Karena gerakan sosial, kata dia, unsur yang ada di JQR lebih banyak masyarakat umum ketimbang ASN. Pemerintah, kata dia, hadir sebagai support system yang menggerakkan. Melakukan penindakan, hingga membantu dari sisi pengganggaran.
”Tidak hanya itu, crowdfunding (urunan dana) seperti kitabisa.com juga bisa dilibatkan. Tidak hanya dari CSR dan anggaran pemerintah. Dengan kata lain, perorangan juga bisa membantu mereka yang membutuhkan,” urainya.
Untuk diketahui, saat ini beberapa daerah seperti Kabupaten Bandung Barat, Kabupaten Sumedang dan Kuningan sudah memiliki kanal quick response. Lantas kenapa daerah lain belum membuat kanal yang sama?
Hanief mengungkapkan, setiap daerah memiliki masalah berbeda-beda. Mulai dari minimnya anggaran, buruknya infrastruktur dan lain sebagainya. Padahal, jika dikomunikasikan dan dikolaborasikan, kekurangan tersebut bisa tertolong dengan koordinasi.
Sementara itu, Wakil Ketua JQR Reza Arfah mengatakan, inisiasi JQR tidak lepas dari program yang pernah dijalankan Ridwan Kamil saat menjabat Wali Kota Bandung.
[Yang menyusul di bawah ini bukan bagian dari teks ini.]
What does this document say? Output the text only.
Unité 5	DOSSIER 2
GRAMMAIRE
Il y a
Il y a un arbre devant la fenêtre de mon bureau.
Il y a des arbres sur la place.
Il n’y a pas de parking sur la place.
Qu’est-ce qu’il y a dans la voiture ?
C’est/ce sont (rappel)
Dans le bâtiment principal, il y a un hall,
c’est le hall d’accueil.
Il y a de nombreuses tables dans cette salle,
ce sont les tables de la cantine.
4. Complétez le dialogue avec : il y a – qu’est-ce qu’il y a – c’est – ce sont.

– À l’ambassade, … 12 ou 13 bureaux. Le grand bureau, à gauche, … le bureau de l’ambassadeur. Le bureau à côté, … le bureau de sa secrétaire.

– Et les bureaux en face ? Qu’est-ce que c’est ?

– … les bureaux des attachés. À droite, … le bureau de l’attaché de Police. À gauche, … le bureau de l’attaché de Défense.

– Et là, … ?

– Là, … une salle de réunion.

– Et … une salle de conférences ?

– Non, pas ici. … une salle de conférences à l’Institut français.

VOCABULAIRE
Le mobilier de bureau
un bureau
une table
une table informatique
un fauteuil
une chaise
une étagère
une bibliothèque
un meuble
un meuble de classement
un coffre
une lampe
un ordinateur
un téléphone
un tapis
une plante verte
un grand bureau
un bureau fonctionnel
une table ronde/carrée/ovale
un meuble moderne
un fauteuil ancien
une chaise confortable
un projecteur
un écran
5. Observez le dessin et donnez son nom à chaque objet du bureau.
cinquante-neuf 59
Dulu, kata dia, pria yang akrab disapa Kang Emil tersebut kerap menerima beragam aduan ke media sosial miliknya. Dari aduan tersebut, kerap di-forward ke asisten pribadi atau dinas untuk segera ditindaklanjuti.
”Kadang, Kang Emil yang mengeluarkan anggaran sendiri untuk membantu masyarakatnya. Kang Emil hadir di tengah-tengah masyarakat,” kata Reza.
Dan sekarang, ketika Kang Emil memimpin Jawa Barat otomatis kapasitas dan jangkauan pun semakin luas. Tidak lagi bicara 30 kecamatan seperti di Kota Bandung. Tapi 27 kabupaten/kota se-Jawa Barat. ”Jabar Quick Response ini negara ingin hadir. Ini niat baik. Tapi tetap membutuhkan proaktif masyarakat,” jelasnya.
Pria yang tujuh tahun lebih berkecimpung di kegiatan kemanusiaan tersebut mengatakan, JQR bisa menjadi kanalisator untuk kota/kabupaten lain di Jawa Barat. Butuh inisiatif politik dari para pemimpin daerah agar bisa berjalan di kabupaten/kota.